Nach einer im Jahre 1964 bei der GdbR durchgeführten Betriebsprüfung für die Veranlagungszeiträume 1959 bis 1962 hatte das FA A mit Sammelberichtigungsbescheid vom 20. Oktober 1964 für diese Jahre Umsatzsteuer in Höhe von 6 585,05 DM nachgefordert. Die GdbR zahlte den Betrag nicht und focht den Sammelberichtigungsbescheid an. Während des Klageverfahrens gegen den Sammelberichtigungsbescheid erwirkte sie am 21. März 1966 beim FA A die Aussetzung der Vollziehung. Diese war befristet bis "10 Tage nach Bekanntgabe der Entscheidung über die Klage". Am 27. Juli 1966 änderte das FA A den Sammelberichtigungsbescheid und setzte die Steuernachforderung auf 6 454,20 DM herab.
In der mündlichen Verhandlung über die Klage schlug das Gericht am 29. November 1967 vor, die Behörde möge die Umsatzsteuerfestsetzungen für die Streitjahre gemäß § 94 der Reichsabgabenordnung (AO) ändern; es bezifferte für jedes einzelne Jahr die von ihm für zutreffend erachtete Steuerschuld. Insgesamt verringerten sich dadurch die Nachforderungen um 695,85 DM auf 5 758,35 DM. Die Beteiligten nahmen den Vorschlag "vorbehaltlos und unwiderruflich" an und erklärten den Rechtsstreit in der Hauptsache für erledigt.
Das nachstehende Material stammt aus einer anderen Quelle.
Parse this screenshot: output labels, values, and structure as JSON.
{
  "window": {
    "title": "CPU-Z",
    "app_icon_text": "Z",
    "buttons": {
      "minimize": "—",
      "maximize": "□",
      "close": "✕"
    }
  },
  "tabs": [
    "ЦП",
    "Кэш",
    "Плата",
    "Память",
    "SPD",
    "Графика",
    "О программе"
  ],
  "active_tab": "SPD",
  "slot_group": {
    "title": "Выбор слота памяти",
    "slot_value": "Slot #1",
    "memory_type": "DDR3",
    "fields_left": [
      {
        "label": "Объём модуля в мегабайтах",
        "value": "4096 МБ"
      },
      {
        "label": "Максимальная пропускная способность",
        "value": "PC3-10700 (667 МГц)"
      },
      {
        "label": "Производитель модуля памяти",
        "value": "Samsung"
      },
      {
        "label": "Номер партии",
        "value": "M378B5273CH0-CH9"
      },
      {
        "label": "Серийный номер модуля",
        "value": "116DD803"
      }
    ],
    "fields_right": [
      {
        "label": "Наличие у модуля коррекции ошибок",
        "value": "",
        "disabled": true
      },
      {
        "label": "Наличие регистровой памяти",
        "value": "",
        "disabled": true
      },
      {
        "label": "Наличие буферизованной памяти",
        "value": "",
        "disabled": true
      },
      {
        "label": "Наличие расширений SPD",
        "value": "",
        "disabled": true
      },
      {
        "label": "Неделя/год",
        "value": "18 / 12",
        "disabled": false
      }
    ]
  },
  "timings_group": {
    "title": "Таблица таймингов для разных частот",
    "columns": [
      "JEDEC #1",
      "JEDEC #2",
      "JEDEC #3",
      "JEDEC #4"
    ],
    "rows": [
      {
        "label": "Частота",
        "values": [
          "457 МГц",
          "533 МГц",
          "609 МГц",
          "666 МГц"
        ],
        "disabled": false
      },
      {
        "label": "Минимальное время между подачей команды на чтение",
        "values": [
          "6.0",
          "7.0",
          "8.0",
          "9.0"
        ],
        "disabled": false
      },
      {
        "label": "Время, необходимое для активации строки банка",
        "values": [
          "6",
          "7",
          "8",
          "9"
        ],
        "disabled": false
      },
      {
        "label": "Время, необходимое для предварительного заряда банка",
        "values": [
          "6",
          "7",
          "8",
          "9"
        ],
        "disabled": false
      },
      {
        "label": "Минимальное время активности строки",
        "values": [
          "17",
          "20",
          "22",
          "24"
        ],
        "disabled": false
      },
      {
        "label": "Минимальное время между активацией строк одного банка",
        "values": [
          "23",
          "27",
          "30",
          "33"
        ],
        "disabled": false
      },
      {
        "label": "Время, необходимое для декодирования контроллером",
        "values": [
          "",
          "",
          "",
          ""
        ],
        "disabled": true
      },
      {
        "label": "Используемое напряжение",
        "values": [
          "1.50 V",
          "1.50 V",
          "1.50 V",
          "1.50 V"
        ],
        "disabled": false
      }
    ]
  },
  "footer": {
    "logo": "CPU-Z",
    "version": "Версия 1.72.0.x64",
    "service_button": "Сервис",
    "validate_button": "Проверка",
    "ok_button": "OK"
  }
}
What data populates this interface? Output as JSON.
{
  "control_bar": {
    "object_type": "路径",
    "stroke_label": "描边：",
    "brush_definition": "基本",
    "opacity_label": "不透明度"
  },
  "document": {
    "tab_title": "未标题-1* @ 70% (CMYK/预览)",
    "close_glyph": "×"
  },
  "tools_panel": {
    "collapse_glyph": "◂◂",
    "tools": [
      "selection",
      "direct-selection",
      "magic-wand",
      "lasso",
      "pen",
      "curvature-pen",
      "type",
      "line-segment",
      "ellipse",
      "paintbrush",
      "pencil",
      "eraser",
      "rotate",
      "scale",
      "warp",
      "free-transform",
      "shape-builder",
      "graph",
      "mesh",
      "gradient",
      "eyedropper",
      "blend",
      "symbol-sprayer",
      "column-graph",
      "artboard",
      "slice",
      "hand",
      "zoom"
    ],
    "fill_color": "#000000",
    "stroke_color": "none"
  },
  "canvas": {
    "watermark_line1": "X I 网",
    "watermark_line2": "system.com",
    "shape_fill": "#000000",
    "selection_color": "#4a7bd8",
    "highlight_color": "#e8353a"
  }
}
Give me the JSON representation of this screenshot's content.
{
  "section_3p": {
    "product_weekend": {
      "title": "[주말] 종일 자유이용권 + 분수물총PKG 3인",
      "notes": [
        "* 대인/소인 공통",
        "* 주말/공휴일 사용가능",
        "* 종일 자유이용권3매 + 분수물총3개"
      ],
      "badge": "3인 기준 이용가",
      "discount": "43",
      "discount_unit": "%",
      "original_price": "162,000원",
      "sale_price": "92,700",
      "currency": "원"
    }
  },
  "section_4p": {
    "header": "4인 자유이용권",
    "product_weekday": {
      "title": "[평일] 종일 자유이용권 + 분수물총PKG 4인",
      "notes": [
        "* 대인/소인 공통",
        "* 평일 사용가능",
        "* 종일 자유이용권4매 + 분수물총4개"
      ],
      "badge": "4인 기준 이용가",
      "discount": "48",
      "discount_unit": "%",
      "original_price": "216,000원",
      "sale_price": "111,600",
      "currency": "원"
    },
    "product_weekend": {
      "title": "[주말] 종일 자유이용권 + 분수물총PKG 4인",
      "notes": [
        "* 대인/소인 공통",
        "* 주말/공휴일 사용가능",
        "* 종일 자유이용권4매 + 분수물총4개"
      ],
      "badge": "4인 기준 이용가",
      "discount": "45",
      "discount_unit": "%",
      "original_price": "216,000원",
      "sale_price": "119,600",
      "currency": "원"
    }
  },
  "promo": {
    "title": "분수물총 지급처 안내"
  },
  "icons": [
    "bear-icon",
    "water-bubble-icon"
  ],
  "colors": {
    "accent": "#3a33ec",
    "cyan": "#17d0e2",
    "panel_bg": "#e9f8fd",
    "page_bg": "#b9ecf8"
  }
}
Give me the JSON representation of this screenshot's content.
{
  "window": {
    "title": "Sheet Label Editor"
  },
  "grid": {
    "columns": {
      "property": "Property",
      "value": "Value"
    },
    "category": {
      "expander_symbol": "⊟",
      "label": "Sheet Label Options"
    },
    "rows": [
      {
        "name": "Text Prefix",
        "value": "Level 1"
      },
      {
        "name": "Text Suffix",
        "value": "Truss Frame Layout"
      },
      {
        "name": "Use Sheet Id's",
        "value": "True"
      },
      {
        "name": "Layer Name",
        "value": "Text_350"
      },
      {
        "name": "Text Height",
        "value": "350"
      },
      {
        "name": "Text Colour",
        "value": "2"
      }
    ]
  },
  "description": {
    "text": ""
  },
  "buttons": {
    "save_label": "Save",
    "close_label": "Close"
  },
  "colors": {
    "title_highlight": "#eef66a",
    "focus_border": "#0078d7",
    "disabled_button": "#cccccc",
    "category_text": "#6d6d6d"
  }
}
Der Prozeßbevollmächtigte der GdbR verzichtete zugleich auf Rechtsmittel gegen die noch zu erlassenden Änderungsbescheide. Das FA A erließ am 5. Januar 1968 gemäß dem Vorschlag des Gerichts einen geänderten Sammelberichtigungsbescheid für die GdbR. Der Bescheid enthielt kein Leistungsgebot.
In der Folge zahlte das FA A irrtümlich den Betrag von 695,85 DM an die GdbR aus, statt die nachgeforderten Umsatzsteuern von 1959 bis 1962 in der verbliebenen Höhe einzufordern. Anfang 1973 fiel dem FA A der Fehler auf. Mit Schreiben vom 16. März 1973 wandte es sich an den Kläger und forderte diesen auf, zur Tilgung der Umsatzsteuerschulden der "ehemaligen BGB-Gesellschaft Y" 6 455,20 DM zuzüglich 896 DM an Säumniszuschlägen für die Zeit vom 1. Januar 1972 bis zum 28. Februar 1973 zu zahlen. Nachdem der Kläger unter Hinweis auf die Verjährungsvorschriften die Zahlung verweigert hatte, erließ des FA A am 29. November 1973 einen Abrechnungsbescheid für die Steuerschulden der erloschenen GdbR und am 30. November 1973 einen Haftungsbescheid; beide Bescheide waren an den Kläger gerichtet. In dem Abrechnungsbescheid hieß es unter dem Betreff "Ehemalige Firma Y GdbR":
Umsatzsteuer-Soll lt. Bescheid
vom 20. Oktober 1964 6 585,05 DM
./. Umsatzsteuer-Soll lt. Bescheid
vom 27. Juli 1966 130,85 DM
6 454,20 DM
Sodann enthält der Abrechungsbescheid die Feststellung: "Der sich aufgrund des Umsatzsteueränderungsbescheids 1959 bis 1962 vom 5.1.1968 ergebende Rotbetrag von 695,85 DM ist am 25.1.1968 erstattet worden."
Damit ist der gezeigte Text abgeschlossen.